I'm looking to find the best way to setup the CL memory objects for my project, which does a device side physics simulation. The buffers will be accessed by the host every frame, approx every 16ms, to get the updated data for rendering. Unfortunately, I cannot send the new data straight to the GPU via a VBO.

The data in the buffer consists of structs with 3 cl_float4's and one cl_float. I also want to have the ability for the host to update some of the structs in the buffer, this will not be per-frame.

Currently I'm looking to have all the data be allocated/stored on the GPU and using map/unmap whenever the host requires access. But this brings up two issues that I can see:

Still require a device to host copy for rendering
Buffer must be rebuilt whenever objects are added/removed from the simulation. Or additional validation data must exist per struct to check if this object is "alive"/valid...

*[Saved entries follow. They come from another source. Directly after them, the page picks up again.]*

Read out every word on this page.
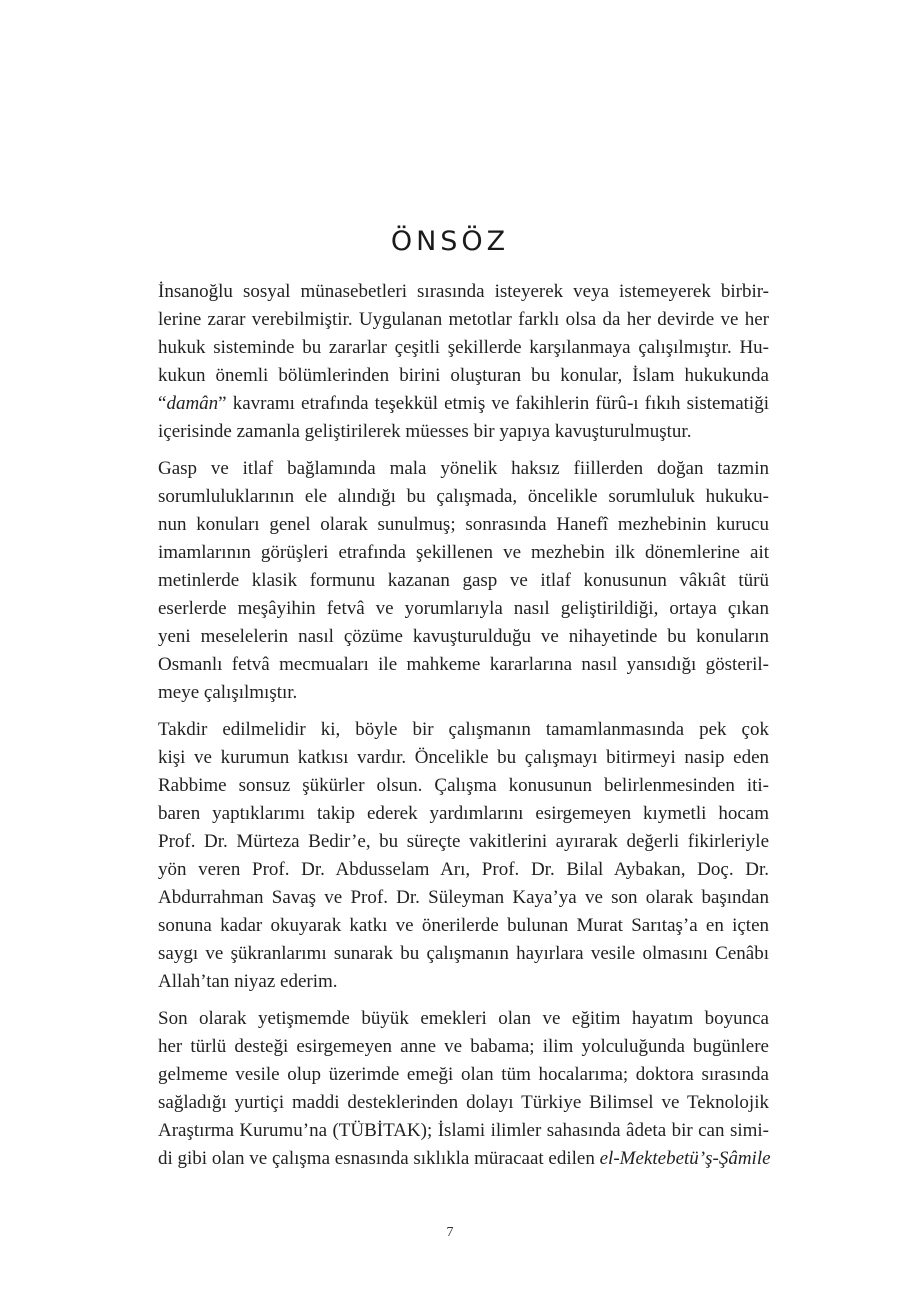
ÖNSÖZ
İnsanoğlu sosyal münasebetleri sırasında isteyerek veya istemeyerek birbir-
lerine zarar verebilmiştir. Uygulanan metotlar farklı olsa da her devirde ve her
hukuk sisteminde bu zararlar çeşitli şekillerde karşılanmaya çalışılmıştır. Hu-
kukun önemli bölümlerinden birini oluşturan bu konular, İslam hukukunda
“damân” kavramı etrafında teşekkül etmiş ve fakihlerin fürû-ı fıkıh sistematiği
içerisinde zamanla geliştirilerek müesses bir yapıya kavuşturulmuştur.
Gasp ve itlaf bağlamında mala yönelik haksız fiillerden doğan tazmin
sorumluluklarının ele alındığı bu çalışmada, öncelikle sorumluluk hukuku-
nun konuları genel olarak sunulmuş; sonrasında Hanefî mezhebinin kurucu
imamlarının görüşleri etrafında şekillenen ve mezhebin ilk dönemlerine ait
metinlerde klasik formunu kazanan gasp ve itlaf konusunun vâkıât türü
eserlerde meşâyihin fetvâ ve yorumlarıyla nasıl geliştirildiği, ortaya çıkan
yeni meselelerin nasıl çözüme kavuşturulduğu ve nihayetinde bu konuların
Osmanlı fetvâ mecmuaları ile mahkeme kararlarına nasıl yansıdığı gösteril-
meye çalışılmıştır.
Takdir edilmelidir ki, böyle bir çalışmanın tamamlanmasında pek çok
kişi ve kurumun katkısı vardır. Öncelikle bu çalışmayı bitirmeyi nasip eden
Rabbime sonsuz şükürler olsun. Çalışma konusunun belirlenmesinden iti-
baren yaptıklarımı takip ederek yardımlarını esirgemeyen kıymetli hocam
Prof. Dr. Mürteza Bedir’e, bu süreçte vakitlerini ayırarak değerli fikirleriyle
yön veren Prof. Dr. Abdusselam Arı, Prof. Dr. Bilal Aybakan, Doç. Dr.
Abdurrahman Savaş ve Prof. Dr. Süleyman Kaya’ya ve son olarak başından
sonuna kadar okuyarak katkı ve önerilerde bulunan Murat Sarıtaş’a en içten
saygı ve şükranlarımı sunarak bu çalışmanın hayırlara vesile olmasını Cenâbı
Allah’tan niyaz ederim.
Son olarak yetişmemde büyük emekleri olan ve eğitim hayatım boyunca
her türlü desteği esirgemeyen anne ve babama; ilim yolculuğunda bugünlere
gelmeme vesile olup üzerimde emeği olan tüm hocalarıma; doktora sırasında
sağladığı yurtiçi maddi desteklerinden dolayı Türkiye Bilimsel ve Teknolojik
Araştırma Kurumu’na (TÜBİTAK); İslami ilimler sahasında âdeta bir can simi-
di gibi olan ve çalışma esnasında sıklıkla müracaat edilen el-Mektebetü’ş-Şâmile
7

Any advice is appreciated. If you need any additional info or code snippets, just let me know.

Thank you.

Can you elaborate on why you "cannot send the new data straight to the GPU via a VBO"? Because CL/GL interoperability with a shared context seems to be what you need. — Baiz, Sep 04 '15 at 11:08
@Baiz - Since this code will be in a library that will be independant of any rendering, I have no idea which API will be used for rendering. GL, DX11, DX12, etc... Nor do I wish to restrict it to one. — NIZGTR, Sep 04 '15 at 14:15
I understand. Regarding the memory model, it depends on several things: * 16-byte aligment may help. * How is your data accessed in both kernel and rendering steps? If corresponding values (e.g. a single float4) from multiple structs are processed together, separate buffers may prove beneficial. By filling the VBO from CPU, you will have no problems with restructuring the data if rendering steps require a very specific data format. * Rebuilding the buffer sounds costly, you will have it easier just marking structs as old/invalid and then, in separate steps, reordering the buffer. — Baiz, Sep 04 '15 at 15:11
* Also, how do you determine which elements are to be removed and is it important, where new elements are added? * Using asynchronous calls and wait-events could help with overall performance, but clutters the code and may introduce bugs (modern Nvidia cards actually produce a memory leak when using wait-events - not sure if that only happens with a shared context). — Baiz, Sep 04 '15 at 15:30
@Baiz - In the kernel, 2 of the float4's are read from and written to, the other float4 and float are read only. Rendering only requires one of the float4's. Regarding marking structs as invalid; I completely agree. Elements are removed/invalidated by index and ordering of new elements is not important. Async calls are certainly something I'm considering. — NIZGTR, Sep 04 '15 at 19:22
How many elements are added? Does it vary or do you always add x elements, but from these, y are invalid (and need not be added)? — Baiz, Sep 04 '15 at 19:52
The number of elements will not change very often and will be constant between kernel calls. Basically the number of elements will not change on a per-frame basis. — NIZGTR, Sep 04 '15 at 20:03
Okay, but when you add elements, how many is it. Does it vary and is there a maximum limit? Because that will determine if adding elements can be done parallely in a kernel call. Also, when removing/invalidating elements, is this decided within a kernel? — Baiz, Sep 04 '15 at 20:31
Is the decision of adding elements made on the CPU or the kernel (where does the data come from). E.g. if you receive new input data of x elements, is there a kernel that decides which of the x elements are added? Or is there even a correspondece search with existing elements? — Baiz, Sep 04 '15 at 20:40
How many added varies, there is a defined maximum limit, adding and removing is decided on the CPU but not on a per-frame basis. Elements are guaranteed to be added/removed only at the end of each frame. Adds are usually in batches of elements but the size of the batch varies. — NIZGTR, Sep 04 '15 at 20:55
Is there a specific reason why adding/removing is done on the CPU instead of the GPU? I can see various disadvantages: - the whole buffer needs CPU traversal - the whole buffer needs to be uploaded instead of only the few elements that are to be added — Baiz, Sep 04 '15 at 21:00
Lets take this to chat if you can: https://chat.stackoverflow.com/rooms/88843/opencl-memory-talk — Baiz, Sep 04 '15 at 21:04
I'm 2 rep short for chat access... By adding on the CPU; the new data gets copied to the CL buffer at the "free"/invalid slots. The buffer is never going to be fully rebuilt on adds/removes. — NIZGTR, Sep 04 '15 at 21:25
Seems like the chat feature does not recognize your current rep — Baiz, Sep 04 '15 at 21:34

Baiz · Accepted Answer · 2015-09-05T10:57:40.633

Algorithm for efficient memory management

You're asking for the best setup for OpenCL memory. I'm assuming you mostly care about high performance and not too much of a much of a size overhead. This means you should perform as many operations as possible on the GPU. Syncing between CPU/GPU should be minimized.

Memory model

I will now describe in detail how such a memory and processing model should look like.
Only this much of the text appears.